The study involved 30 women with invasive ductal carcinoma of the breast exceeding 1.0 cm. “Solid-tissue breast specimens were collected at the time of mastectomy or lumpectomy before any adjuvant treatment,” the investigators explained. “Following tissue analysis, medical records were reviewed, and additional data were compiled retrospectively for each patient.”
Positive lymph nodes were identified in six patients and micrometastatic deposits, defined as < 0.2-cm metastatic focus of tumor, in another six. Patients with macroscopic lymph node metastases had axillary lymph node dissection, but patients with only micrometastatic disease did not. Of the 30 tumors, 10 had breast cancer stem and progenitor cells with AKT1, HRAS, or PIK3CA mutations.
The investigators found a statistically significant correlation between the presence of breast cancer stem and progenitor cell mutations and axillary lymph node metastases (P = .02). “This significance was more pronounced when micrometastatic disease was included (P = .001),” the researchers stated.
Of the 10 patients with breast cancer stem and progenitor cell mutations, 3 had disease progression following chemotherapy, hormone therapy, and a trastuzumab (Herceptin) regimen. Two of those patients died of disease, and one had brain metastases. None of the patients with breast cancer stem and progenitor cells without mutations had evidence of disease. The mean follow-up was 29 months for patients with breast cancer stem and progenitor cell mutations and 19 months for those without such mutations, and the authors noted the difference was statistically significant (P = .001).

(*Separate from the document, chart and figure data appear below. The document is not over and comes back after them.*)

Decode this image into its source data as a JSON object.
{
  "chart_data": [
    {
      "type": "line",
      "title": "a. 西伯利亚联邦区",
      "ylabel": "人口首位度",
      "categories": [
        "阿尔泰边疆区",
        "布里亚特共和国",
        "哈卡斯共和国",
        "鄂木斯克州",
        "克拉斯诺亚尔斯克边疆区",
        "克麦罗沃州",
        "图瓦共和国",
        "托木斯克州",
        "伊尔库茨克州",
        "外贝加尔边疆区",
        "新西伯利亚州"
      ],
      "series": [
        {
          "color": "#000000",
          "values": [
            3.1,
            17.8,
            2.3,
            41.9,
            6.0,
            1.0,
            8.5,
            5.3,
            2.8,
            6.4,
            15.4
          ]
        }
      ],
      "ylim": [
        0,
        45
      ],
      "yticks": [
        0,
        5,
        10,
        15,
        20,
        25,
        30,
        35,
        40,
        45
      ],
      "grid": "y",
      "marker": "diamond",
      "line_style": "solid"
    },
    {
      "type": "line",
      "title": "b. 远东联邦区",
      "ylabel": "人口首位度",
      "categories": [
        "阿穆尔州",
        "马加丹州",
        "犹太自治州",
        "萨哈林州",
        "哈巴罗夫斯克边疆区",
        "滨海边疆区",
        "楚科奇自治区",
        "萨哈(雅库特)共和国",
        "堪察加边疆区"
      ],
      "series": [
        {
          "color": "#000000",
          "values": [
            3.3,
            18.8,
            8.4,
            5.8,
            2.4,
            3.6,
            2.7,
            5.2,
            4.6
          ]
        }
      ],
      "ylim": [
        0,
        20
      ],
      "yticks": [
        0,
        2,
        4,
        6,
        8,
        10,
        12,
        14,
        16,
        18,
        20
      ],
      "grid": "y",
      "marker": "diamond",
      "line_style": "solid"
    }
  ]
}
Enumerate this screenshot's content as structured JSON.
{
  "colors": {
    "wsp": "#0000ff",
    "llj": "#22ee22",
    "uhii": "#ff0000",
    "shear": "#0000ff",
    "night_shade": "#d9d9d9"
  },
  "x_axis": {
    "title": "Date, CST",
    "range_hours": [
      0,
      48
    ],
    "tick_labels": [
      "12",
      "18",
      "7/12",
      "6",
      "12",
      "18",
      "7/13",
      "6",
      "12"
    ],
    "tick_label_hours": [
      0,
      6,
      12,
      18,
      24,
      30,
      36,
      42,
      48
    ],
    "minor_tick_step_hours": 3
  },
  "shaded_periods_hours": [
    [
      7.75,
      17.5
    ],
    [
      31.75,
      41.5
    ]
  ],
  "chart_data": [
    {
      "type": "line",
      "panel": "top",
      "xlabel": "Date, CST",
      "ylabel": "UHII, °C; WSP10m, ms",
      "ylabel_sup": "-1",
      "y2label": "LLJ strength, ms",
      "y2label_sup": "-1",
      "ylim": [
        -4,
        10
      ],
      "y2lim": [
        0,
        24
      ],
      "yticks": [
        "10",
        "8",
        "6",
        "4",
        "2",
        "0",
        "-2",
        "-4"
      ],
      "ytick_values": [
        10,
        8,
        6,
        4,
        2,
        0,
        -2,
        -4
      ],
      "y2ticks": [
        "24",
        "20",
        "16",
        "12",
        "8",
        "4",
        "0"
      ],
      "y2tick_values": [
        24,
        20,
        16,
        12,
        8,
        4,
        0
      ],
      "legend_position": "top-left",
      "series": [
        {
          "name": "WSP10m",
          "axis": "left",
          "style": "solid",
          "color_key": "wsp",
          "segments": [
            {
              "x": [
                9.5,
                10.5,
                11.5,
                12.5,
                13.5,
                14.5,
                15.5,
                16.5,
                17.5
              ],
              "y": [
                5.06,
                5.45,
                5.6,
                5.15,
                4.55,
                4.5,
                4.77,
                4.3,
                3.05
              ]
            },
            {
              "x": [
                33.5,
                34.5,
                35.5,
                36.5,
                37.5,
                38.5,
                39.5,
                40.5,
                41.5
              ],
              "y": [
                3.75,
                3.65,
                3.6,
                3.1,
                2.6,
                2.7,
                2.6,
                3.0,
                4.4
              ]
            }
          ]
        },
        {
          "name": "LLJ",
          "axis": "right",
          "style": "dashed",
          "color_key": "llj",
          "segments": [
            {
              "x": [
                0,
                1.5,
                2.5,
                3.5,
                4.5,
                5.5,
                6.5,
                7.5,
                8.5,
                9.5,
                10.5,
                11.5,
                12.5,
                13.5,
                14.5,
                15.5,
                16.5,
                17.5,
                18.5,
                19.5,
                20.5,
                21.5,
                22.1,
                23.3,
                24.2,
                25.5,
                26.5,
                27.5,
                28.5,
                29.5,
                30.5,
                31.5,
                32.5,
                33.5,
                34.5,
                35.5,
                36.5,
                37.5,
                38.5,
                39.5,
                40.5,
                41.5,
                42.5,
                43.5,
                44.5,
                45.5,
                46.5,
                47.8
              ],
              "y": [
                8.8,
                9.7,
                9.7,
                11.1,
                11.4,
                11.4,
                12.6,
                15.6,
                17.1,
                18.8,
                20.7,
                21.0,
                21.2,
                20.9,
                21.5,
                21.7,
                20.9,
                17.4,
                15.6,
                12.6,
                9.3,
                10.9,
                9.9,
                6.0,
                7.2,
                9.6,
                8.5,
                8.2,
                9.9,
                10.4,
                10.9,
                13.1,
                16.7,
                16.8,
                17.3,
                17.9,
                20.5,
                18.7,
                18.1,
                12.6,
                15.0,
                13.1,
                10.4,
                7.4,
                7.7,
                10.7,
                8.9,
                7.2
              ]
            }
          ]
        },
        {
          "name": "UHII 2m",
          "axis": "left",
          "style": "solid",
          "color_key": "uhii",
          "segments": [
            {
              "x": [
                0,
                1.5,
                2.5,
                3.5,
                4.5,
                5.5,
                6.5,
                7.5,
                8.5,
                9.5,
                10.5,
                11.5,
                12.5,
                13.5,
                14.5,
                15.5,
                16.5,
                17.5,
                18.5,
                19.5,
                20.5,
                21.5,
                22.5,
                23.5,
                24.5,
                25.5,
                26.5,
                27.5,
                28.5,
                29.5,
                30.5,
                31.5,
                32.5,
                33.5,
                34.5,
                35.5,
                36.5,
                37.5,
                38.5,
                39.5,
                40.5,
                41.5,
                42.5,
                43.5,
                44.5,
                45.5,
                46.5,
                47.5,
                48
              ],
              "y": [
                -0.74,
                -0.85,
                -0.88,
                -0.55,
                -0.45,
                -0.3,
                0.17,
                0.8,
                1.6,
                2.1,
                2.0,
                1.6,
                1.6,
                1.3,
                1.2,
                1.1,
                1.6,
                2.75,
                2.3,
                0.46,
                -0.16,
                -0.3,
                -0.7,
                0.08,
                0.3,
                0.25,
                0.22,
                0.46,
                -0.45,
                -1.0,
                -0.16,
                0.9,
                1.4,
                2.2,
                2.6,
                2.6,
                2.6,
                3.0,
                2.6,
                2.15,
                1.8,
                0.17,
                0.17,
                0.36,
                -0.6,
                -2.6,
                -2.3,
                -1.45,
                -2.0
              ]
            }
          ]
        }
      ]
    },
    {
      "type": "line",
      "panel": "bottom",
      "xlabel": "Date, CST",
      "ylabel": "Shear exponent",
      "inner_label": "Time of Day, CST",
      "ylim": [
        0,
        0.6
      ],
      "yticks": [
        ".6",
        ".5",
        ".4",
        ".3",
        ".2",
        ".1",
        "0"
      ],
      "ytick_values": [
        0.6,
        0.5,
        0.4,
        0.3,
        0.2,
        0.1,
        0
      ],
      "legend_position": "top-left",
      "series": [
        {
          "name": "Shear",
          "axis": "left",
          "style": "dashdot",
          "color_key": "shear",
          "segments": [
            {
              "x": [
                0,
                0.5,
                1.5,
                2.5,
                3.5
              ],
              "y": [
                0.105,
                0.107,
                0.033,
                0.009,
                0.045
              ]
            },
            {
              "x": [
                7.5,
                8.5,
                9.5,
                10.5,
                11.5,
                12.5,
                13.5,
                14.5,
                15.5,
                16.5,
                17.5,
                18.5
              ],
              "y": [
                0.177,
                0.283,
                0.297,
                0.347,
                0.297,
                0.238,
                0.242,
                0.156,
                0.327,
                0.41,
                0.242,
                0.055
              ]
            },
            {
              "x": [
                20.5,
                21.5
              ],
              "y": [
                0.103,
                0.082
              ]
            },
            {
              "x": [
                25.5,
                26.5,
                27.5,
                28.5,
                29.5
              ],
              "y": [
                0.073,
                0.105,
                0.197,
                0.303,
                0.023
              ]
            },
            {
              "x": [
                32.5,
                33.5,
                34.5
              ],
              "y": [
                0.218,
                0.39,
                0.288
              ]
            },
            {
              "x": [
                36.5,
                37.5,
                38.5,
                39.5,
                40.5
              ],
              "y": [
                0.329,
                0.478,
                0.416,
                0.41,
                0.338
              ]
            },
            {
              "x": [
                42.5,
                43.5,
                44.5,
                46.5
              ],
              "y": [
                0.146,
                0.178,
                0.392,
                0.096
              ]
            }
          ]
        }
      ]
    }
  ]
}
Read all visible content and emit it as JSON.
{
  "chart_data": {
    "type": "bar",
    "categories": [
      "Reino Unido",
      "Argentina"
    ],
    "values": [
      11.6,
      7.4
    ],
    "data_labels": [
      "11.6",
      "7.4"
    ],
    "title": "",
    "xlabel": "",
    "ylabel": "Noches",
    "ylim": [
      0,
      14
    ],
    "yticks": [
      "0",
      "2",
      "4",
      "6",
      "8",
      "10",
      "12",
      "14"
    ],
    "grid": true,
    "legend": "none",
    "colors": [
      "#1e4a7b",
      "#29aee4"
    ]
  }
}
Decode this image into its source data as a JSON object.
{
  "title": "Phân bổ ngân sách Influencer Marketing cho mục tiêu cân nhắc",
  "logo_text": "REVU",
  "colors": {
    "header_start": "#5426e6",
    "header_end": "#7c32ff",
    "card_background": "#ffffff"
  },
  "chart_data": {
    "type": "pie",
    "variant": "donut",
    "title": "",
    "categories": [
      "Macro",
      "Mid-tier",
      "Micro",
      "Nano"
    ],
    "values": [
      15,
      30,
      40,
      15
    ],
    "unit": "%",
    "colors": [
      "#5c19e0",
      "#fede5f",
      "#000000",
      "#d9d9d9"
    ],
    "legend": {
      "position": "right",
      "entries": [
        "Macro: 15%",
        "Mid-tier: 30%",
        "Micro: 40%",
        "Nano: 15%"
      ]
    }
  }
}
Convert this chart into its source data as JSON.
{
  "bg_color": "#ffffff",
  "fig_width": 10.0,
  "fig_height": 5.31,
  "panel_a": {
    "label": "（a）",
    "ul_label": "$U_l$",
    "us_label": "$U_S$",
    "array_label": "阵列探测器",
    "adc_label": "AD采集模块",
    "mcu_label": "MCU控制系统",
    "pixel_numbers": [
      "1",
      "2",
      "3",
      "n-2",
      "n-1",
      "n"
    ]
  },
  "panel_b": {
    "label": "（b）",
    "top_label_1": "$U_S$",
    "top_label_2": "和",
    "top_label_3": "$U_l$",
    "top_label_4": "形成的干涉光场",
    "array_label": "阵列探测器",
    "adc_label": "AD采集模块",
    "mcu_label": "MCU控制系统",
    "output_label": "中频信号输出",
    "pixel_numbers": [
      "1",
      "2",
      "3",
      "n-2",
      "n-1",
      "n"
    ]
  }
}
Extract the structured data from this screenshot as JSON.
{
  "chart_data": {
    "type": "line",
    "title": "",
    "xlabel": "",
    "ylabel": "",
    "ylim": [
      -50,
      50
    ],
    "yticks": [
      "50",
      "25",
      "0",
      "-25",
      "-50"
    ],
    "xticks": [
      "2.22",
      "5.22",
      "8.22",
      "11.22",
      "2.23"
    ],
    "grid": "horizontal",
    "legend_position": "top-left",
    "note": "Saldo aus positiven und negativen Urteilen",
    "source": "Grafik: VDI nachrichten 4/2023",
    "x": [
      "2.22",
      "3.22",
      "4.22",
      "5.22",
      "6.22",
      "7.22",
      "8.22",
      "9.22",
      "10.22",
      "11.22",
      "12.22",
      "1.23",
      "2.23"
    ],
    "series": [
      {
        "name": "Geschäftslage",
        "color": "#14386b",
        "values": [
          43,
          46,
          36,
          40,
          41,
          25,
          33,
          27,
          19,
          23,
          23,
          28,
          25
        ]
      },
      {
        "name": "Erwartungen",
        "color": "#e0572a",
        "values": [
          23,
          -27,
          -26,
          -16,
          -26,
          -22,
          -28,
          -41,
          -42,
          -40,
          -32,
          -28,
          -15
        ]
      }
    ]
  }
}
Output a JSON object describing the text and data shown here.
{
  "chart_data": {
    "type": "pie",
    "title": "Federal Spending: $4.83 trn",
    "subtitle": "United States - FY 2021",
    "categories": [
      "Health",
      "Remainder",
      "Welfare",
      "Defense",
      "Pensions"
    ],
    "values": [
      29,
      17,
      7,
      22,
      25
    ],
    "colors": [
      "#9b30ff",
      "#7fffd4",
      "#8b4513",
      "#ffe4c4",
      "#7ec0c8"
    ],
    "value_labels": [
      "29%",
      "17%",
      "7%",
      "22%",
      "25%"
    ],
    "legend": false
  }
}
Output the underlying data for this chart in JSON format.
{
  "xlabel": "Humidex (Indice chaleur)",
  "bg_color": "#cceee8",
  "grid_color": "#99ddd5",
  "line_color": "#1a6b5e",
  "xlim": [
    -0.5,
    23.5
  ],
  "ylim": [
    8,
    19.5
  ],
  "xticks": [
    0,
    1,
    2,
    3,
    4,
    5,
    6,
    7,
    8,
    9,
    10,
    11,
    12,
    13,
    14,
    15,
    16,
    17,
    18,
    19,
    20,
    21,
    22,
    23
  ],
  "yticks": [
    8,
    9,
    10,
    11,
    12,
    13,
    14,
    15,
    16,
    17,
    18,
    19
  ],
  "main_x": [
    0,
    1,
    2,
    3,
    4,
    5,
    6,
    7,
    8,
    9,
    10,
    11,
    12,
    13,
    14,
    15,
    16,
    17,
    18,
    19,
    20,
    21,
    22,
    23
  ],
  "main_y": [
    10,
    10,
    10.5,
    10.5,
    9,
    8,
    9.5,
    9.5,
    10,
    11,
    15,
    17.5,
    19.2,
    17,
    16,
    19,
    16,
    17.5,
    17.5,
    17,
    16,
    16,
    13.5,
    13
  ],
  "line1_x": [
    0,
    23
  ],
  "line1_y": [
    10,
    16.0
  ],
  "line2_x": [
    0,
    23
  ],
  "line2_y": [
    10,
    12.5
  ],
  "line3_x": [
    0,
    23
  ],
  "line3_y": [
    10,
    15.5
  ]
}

“While axillary lymph node metastases are known to correlate with tumor size, [breast cancer stem cell and progenitor cell] mutation in this study was an independent predictor of lymph node metastasis,” the authors wrote. “Because 4 of 20 patients (20%) without [such] mutations had axillary lymph node metastases, a PI3K/Akt mutation in [breast cancer stem and progenitor cells] may not be a requirement for axillary lymph node metastases. However, a significant correlation was found between the two factors, with 9 of 10 patients (90%) with [breast cancer stem and progenitor cell] mutations having nodal metastases. Five of 10 patients (50%) with [breast cancer stem and progenitor cell] mutations had axillary lymph node macrometastatic disease, and an additional 4 of 10 patients (40%) had micrometastatic disease.”
The authors concluded that the results of the study “support concomitant evaluation of [breast cancer stem and progenitor cells] along with assessment of the breast cancer overall.” ■
Donovan CA, et al: JAMA Surgery. July 24, 2013 (early release online).